Google to Require Developer Verification Even for Sideloaded Apps

Starting in 2026, all apps on certified Android devices will have to come from verified developers, and that includes distribution through official stores and sideloading.

Sideloading apps onto Android devices is a key strength of the OS. You can install apps from official sources, but you can also install applications manually. This has proven extremely useful in many situations, whether the customer is trying to use a region-locked app or install a pre-release version.
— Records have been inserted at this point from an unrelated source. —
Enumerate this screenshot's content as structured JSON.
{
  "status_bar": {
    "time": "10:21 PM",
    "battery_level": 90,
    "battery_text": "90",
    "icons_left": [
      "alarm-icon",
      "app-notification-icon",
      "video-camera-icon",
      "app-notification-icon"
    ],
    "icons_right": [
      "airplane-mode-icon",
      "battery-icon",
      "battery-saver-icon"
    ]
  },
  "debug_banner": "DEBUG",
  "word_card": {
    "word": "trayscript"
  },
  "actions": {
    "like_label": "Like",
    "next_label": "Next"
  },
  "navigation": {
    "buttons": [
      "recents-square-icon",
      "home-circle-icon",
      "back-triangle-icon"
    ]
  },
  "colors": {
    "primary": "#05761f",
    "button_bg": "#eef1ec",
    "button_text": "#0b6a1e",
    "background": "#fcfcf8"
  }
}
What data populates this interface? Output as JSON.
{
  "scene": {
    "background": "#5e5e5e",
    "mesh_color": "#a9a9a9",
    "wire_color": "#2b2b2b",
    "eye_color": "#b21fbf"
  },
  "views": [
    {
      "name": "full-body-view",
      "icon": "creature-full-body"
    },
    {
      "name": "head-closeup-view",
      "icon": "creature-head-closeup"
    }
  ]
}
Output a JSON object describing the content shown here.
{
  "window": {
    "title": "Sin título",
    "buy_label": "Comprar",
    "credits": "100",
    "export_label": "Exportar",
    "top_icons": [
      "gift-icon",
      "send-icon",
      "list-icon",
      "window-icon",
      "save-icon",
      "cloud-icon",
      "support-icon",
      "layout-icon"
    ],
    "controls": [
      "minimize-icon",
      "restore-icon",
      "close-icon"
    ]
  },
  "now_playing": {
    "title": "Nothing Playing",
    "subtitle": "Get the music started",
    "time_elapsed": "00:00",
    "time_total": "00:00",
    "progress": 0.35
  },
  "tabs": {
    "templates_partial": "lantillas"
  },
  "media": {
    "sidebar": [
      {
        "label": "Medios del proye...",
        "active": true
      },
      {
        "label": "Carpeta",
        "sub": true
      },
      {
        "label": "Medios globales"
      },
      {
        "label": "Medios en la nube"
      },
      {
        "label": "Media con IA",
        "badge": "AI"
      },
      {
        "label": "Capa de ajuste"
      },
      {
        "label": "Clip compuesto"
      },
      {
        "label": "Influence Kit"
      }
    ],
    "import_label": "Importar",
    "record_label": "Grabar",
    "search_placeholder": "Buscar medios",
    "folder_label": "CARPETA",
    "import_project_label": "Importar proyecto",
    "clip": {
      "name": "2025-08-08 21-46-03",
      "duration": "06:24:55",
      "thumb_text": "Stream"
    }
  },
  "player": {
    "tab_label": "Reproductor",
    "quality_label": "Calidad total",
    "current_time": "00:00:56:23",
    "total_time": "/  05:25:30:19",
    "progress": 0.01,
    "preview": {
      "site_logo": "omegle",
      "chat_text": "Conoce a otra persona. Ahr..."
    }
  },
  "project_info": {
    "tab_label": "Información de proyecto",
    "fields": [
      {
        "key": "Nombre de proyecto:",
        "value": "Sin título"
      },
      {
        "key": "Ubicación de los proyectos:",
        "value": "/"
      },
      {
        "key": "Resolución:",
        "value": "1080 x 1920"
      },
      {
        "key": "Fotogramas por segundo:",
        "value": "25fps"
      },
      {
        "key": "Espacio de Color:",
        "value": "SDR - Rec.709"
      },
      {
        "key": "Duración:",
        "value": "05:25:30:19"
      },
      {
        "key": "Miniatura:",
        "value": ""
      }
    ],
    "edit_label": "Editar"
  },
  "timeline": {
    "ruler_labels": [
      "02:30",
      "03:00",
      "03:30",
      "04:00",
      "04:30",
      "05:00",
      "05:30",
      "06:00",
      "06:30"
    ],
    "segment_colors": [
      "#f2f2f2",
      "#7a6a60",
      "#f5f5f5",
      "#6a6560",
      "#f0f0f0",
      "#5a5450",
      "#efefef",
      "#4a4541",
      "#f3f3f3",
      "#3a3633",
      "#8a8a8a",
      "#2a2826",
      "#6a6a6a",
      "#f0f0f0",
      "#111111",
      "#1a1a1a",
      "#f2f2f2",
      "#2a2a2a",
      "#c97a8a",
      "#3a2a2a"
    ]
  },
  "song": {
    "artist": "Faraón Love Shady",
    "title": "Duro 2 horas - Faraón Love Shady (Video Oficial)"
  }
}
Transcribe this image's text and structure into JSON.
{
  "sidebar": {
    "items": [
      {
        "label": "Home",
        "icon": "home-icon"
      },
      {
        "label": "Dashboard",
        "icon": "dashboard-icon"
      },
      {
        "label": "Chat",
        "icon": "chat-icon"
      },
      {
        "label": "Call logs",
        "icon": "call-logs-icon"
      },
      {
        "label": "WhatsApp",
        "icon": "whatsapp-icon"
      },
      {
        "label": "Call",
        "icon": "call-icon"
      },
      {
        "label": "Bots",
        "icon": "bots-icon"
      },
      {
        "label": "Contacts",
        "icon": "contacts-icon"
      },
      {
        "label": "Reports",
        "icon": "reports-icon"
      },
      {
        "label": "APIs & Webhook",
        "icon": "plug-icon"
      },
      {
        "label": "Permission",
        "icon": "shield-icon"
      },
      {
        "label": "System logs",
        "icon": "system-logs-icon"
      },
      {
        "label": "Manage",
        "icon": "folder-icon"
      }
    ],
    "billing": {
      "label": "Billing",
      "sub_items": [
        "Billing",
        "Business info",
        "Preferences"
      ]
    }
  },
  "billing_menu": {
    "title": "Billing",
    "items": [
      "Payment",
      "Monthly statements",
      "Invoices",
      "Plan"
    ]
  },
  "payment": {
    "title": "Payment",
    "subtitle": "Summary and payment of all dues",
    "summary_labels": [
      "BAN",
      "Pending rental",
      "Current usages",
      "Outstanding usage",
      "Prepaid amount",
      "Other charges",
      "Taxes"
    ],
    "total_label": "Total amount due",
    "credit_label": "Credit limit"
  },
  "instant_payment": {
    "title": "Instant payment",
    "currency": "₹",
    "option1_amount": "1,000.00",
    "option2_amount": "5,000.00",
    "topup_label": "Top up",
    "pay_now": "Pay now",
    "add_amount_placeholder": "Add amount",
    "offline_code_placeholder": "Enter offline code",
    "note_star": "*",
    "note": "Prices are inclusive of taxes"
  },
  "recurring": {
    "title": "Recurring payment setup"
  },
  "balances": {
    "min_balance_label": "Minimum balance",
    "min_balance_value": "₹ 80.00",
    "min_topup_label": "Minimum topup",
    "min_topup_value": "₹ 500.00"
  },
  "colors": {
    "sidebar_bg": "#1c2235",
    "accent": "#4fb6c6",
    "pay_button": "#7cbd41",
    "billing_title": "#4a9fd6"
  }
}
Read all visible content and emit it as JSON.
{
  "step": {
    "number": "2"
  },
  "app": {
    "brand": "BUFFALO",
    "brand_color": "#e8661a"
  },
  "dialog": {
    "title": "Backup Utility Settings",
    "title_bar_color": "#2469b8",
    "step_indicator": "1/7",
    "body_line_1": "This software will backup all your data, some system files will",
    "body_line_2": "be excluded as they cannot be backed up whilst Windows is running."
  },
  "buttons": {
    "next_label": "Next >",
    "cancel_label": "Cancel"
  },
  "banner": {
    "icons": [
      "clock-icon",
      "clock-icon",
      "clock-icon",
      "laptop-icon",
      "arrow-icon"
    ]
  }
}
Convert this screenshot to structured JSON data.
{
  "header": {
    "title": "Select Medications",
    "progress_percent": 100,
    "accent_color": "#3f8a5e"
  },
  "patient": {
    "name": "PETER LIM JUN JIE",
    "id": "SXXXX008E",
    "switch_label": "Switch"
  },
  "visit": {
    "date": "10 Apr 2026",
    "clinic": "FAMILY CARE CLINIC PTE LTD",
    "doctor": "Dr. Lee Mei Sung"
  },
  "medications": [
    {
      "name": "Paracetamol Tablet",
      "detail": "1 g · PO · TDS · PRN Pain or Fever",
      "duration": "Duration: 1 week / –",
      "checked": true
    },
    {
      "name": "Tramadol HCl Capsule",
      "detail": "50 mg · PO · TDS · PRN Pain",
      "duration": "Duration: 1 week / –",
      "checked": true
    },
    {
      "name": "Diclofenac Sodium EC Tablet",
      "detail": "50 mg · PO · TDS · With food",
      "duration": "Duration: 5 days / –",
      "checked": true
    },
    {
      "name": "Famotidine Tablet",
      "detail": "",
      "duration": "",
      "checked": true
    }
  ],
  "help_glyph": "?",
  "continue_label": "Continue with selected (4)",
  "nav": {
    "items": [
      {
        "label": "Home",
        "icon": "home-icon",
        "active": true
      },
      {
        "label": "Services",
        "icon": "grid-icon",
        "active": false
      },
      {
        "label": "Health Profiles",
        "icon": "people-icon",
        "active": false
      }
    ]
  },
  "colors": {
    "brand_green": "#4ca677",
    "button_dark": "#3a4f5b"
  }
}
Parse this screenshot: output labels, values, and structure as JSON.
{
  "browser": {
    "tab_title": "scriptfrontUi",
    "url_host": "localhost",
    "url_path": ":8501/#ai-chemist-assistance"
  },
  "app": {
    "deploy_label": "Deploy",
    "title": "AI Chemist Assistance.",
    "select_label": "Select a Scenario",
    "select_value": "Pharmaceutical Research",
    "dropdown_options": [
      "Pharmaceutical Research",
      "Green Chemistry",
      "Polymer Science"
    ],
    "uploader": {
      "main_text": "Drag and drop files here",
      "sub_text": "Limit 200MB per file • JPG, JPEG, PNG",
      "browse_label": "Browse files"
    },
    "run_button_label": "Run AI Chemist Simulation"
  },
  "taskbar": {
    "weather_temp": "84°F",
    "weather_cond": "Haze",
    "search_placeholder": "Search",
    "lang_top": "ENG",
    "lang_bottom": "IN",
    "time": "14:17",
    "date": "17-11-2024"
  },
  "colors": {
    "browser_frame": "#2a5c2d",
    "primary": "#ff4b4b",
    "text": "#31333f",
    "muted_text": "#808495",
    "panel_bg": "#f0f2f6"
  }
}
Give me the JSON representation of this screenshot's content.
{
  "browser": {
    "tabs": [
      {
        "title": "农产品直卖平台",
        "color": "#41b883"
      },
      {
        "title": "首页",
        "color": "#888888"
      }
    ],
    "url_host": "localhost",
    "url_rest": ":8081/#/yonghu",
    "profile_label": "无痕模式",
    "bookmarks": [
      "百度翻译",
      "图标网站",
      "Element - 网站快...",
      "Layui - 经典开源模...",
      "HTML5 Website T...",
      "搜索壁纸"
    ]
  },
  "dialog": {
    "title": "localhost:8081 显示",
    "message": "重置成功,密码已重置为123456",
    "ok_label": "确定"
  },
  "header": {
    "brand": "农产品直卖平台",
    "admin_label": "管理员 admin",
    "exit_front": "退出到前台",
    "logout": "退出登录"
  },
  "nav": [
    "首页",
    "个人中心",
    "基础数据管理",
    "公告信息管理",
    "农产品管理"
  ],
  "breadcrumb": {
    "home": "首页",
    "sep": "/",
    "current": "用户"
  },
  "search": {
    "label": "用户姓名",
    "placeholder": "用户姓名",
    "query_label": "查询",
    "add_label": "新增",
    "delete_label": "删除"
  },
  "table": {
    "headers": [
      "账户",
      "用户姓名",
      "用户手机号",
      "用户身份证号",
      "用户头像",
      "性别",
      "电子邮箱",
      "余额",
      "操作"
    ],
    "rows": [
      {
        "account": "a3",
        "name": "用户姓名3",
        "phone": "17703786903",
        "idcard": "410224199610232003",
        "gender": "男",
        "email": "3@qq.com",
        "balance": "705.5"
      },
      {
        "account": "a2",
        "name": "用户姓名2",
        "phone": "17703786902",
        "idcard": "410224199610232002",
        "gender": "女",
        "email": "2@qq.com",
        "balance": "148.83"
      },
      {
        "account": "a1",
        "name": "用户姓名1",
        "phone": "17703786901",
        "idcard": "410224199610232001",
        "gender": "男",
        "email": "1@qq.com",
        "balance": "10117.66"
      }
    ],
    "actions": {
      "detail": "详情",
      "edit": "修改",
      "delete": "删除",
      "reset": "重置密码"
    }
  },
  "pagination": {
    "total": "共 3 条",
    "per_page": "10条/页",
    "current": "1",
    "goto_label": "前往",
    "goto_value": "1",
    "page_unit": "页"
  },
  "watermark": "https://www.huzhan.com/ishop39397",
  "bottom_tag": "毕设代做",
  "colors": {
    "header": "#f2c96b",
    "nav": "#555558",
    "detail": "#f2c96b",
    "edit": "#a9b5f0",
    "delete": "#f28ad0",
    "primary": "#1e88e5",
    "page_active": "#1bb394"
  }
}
The unfortunate side-effect is that attackers use the same mechanism to push malware via third-party packages downloaded by potential victims from sketchy websites. 

According to Google, apps installed from internet-sideloaded sources contain over 50 times more malware than those downloaded from the Google Play Store, even though the official store is often targeted by criminals who find novel ways of bypassing existing protections. 

Developer verification 

To address the problem of malware from sideloaded applications, Google announced a new developer verification requirement for all apps installed on certified Android devices. 

This change means developers will have to register their identity before their apps can be installed, even if it’s through the sideloading process. Google compares the process to an airport ID check. It confirms who the developer is, not the contents of the app. 

By reducing anonymity, Google hopes to make it harder for repeat offenders to spread malicious apps, commit fraud or harvest private data. 

To streamline the process, Google is also launching a new Android Developer Console for those distributing apps outside Google Play. Student and hobbyist developers will have a lighter version of the process so they’re not left out.

In fact, this is likely one of the main problems people will have with the new rules. What if you’re building or modifying an app but you’re not a recognized developer? 

Timeline for rollout 

Google outlined a multi-phase implementation:

• October 2025 – Early access begins for developers (invite-only).
• March 2026 – Verification opens globally for all developers.
• September 2026 – Requirements take effect in Brazil, Indonesia, Singapore, and Thailand.
• 2027 and beyond – Global rollout of the requirement.

This change marks one of the biggest security updates to Android in years. By requiring developer checks for all apps, Google is directly addressing the problem of malicious actors exploiting anonymity to distribute malware.